Hi, I am experimenting with crystal’s fibers and to test with a buffered channel I wrote this:
# generate a list of file names.
# This is the data source.
list = [] of String
(1..4).each do |i|
list << "file#{i}"
end
# provides communication between the producing fiber and the
# consuming one.
ch = Channel(String).new(3)
# fiber1
# this fiber loads the data into the channel
# This is the producer.
spawn do
puts "--- Entering fiber1"
list.each do |val|
puts "fiber1, before send #{val}"
ch.send val
puts "fiber1, after send #{val}"
end
puts "--- Exiting fiber1"
end
# fiber2
# this fiber empties the channel
# This is the consumer.
spawn do
puts "---- Entering fiber 2"
while val2 = ch.receive
puts "Received: #{val2}"
end
puts "---------------------" # The code does not get to here
puts "---- Exiting fiber2"
puts "---------------------"
end
puts "Starting...\n"
# Start the fibers
Fiber.yield
# When the control gets back here all data has been exhausted.
puts "Goodbye!!!"
# shouldn't either of these 2 restart fiber2?
Fiber.yield
ch.close
p ch.closed?
Now, when I run the above, all data is produced and consumed as expected.
However the ‘---- Exiting Fiber 2’ never executed.
This is the output:
$ crystal list-files.cr
Starting...
--- Entering fiber1
fiber1, before send file1
fiber1, after send file1
fiber1, before send file2
fiber1, after send file2
fiber1, before send file3
fiber1, after send file3
fiber1, before send file4
---- Entering fiber 2
Received: file1
Received: file2
Received: file3
Received: file4
fiber1, after send file4
--- Exiting fiber1
Goodbye!!!
true
When your main fiber completes, the program exits regardless of what other fibers are doing.

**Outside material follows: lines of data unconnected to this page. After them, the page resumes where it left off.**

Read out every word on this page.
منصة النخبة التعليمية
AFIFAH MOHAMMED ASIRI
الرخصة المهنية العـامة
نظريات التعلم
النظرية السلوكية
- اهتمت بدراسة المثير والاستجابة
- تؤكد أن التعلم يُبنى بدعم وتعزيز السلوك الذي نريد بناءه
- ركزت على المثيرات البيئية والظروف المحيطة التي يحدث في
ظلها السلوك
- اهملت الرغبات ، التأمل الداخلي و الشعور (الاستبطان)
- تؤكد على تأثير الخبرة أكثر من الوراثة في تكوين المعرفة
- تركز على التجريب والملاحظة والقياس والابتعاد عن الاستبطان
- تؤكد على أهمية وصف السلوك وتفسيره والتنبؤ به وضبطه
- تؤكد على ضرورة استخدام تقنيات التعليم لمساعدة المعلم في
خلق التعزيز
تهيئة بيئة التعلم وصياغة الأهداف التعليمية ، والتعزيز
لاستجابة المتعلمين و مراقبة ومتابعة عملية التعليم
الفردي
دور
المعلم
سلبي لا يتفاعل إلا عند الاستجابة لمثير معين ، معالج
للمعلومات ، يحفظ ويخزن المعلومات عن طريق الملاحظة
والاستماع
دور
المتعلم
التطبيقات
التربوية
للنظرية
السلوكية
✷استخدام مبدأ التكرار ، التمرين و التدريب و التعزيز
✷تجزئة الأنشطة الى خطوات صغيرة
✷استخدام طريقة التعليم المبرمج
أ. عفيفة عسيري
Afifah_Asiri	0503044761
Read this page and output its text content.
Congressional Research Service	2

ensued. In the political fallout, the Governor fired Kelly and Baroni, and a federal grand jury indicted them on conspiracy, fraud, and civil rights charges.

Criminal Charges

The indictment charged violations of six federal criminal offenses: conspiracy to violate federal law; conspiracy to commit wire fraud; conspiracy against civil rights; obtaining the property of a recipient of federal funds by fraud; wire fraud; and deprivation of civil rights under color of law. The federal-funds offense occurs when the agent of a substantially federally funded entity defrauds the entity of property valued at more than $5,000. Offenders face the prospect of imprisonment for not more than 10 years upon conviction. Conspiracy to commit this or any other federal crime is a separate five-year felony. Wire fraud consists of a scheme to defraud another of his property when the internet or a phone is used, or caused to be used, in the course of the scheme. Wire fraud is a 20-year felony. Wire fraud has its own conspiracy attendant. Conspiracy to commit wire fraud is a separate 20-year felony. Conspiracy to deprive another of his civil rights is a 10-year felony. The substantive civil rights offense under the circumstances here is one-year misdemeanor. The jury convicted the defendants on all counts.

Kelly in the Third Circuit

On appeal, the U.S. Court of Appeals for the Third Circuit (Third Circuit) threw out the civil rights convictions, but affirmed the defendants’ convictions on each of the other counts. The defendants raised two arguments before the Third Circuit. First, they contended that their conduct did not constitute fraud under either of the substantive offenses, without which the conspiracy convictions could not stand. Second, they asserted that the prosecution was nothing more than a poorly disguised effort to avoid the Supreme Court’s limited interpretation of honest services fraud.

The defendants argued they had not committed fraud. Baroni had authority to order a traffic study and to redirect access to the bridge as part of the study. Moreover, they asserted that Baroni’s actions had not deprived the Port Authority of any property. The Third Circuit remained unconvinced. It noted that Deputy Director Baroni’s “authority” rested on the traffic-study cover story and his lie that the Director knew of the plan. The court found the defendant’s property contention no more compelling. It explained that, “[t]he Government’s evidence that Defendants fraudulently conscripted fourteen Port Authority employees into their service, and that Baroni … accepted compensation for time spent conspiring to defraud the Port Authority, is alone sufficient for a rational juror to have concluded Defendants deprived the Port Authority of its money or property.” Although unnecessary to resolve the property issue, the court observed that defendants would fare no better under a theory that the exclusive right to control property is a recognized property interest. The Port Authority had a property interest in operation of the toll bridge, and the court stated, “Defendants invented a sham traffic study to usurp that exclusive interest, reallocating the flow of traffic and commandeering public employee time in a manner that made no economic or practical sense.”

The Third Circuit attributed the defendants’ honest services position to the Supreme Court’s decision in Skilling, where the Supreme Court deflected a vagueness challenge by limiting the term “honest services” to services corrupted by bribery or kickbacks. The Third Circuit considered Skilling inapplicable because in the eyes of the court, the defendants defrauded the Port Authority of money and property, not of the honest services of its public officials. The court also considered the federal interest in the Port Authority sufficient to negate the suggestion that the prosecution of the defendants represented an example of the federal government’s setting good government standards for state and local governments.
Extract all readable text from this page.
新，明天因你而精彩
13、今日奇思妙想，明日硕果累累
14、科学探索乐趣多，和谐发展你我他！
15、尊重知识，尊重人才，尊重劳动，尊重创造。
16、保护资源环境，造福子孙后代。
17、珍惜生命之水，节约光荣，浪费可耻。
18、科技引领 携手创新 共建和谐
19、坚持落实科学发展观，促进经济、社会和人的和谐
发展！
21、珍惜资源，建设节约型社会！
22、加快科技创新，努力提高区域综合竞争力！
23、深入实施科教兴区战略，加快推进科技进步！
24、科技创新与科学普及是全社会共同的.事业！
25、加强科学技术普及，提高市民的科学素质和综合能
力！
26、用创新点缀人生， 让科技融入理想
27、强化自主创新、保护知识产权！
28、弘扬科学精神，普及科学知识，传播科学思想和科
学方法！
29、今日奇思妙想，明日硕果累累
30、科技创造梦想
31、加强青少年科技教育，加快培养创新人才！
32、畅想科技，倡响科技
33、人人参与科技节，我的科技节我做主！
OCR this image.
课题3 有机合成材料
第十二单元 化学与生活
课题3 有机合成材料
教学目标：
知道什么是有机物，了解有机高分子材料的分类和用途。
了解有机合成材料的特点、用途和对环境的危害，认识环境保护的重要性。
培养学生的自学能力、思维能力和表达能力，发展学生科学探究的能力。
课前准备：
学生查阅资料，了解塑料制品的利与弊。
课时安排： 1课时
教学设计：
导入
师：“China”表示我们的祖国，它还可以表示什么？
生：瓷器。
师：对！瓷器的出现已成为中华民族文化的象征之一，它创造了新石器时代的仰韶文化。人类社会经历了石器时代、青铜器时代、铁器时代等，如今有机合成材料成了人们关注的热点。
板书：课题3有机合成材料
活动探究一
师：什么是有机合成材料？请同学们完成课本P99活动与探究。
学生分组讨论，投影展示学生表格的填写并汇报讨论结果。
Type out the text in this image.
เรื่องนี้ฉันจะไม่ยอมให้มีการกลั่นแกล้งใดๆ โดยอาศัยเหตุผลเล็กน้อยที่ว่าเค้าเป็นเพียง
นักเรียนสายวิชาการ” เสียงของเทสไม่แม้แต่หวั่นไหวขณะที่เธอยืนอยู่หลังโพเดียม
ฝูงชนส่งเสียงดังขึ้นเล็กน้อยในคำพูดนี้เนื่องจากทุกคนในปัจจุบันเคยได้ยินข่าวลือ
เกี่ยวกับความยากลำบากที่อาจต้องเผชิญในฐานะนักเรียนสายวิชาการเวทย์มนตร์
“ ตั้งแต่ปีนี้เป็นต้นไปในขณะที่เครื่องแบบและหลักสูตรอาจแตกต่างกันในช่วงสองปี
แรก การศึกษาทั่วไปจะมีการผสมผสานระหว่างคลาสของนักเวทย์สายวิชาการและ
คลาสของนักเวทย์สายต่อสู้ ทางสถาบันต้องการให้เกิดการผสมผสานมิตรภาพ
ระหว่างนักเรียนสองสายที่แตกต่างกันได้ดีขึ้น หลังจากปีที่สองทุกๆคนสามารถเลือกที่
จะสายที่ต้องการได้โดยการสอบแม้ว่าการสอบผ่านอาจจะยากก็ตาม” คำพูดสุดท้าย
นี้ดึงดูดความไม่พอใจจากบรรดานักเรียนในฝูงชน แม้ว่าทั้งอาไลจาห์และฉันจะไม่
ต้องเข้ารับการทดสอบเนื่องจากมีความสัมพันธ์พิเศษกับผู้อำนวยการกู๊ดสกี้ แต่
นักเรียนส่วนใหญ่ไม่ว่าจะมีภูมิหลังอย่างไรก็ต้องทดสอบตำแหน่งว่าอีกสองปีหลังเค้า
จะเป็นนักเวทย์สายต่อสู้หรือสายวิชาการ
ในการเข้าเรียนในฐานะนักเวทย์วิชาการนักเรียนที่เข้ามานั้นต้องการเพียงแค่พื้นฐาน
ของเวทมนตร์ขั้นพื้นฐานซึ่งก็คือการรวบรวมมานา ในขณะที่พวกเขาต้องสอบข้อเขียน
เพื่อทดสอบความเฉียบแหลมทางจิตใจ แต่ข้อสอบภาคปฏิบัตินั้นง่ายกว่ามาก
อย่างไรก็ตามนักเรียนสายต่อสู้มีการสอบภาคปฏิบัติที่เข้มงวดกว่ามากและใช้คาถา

# shouldn't either of these 2 restart fiber2?
It resumes rather than restarts, but then puts in fiber2 yields the fiber back to either the main fiber (outside of the spawn blocks) or fiber1, whichever was re-enqueued first.
I’ve updated your code to give what I believe is the desired result. If you want to ensure you consume all of the data, you need to consume synchronously (using receive? rather than receive) and only produce in a background fiber rather than spinning up separate fibers for both. It’s also important that the producer fiber is the one that closes the channel when it’s done producing — this is a signal to the consumer that there will be no more data coming beyond what’s already in the channel. I’ve also replaced all usage of puts with Log.debug, which doesn’t yield the fiber.
require "log"
Log.setup :debug
# generate a list of file names.
# This is the data source.
list = [] of String
(1..4).each do |i|
list << "file#{i}"
end
# provides communication between the producing fiber and the
# consuming one.
ch = Channel(String).new(3)
# fiber1
# this fiber loads the data into the channel
# This is the producer.
spawn do
Log.debug { "--- Entering producer" }
list.each do |val|
Log.debug { "producer, before send #{val}" }
ch.send val
Log.debug { "producer, after send #{val}" }
end
Log.debug { "--- Exiting producer" }
ensure
ch.close
end
Log.debug { "Starting...\n" }
Log.debug { "---- Starting consumer" }
while val2 = ch.receive?
Log.debug { "Received: #{val2}" }
end
Log.debug { "---------------------" } # The code does not get to here
Log.debug { "---- Consumer finished" }
Log.debug { "---------------------" }
# When the control gets back here all data has been exhausted.
Log.debug { "Goodbye!!!" }
Alternatively, you can use a WaitGroup to ensure that both the producer and consumer fibers complete before moving on:
require "wait_group"
WaitGroup.wait do |wg|
ch = Channel(String).new(3)
wg.spawn do
# producer
end
wg.spawn do
# consumer
end
end
# By the time you get to here, both producer and consumer will have completed.
With the WaitGroup, it’s important that you still follow the same pattern: only close the channel after you know there will be no more data coming — this can only be known in the producer fiber. If you have multiple producers, you’ll need to wait on a second WaitGroup specifically for the producers before closing the channel:
require "wait_group"
require "log"
Log.setup :debug
WaitGroup.wait do |wg|
ch = Channel(String).new
producer_concurrency = 10
wg.spawn do
# producer
WaitGroup.wait do |producer|
producer_concurrency.times do
producer.spawn do
100.times { |i| ch.send i.to_s }
end
end
end
ensure
# The producer WaitGroup is complete by the time we get here
ch.close
end
wg.spawn do
while value = ch.receive?
Log.debug { value }
end
end
end
Anything that triggers IO (read, write, accept, …), sleeps, and anything that communicates (channel, mutex, …) may switch control to another fiber. It’s only ever a _may_ because it may not have to wait or block and continue immediately.
For example receiving from an empty channel has to wait, so the current fiber will yield, but another fiber sending to the channel won’t yield because there’s a receiver waiting.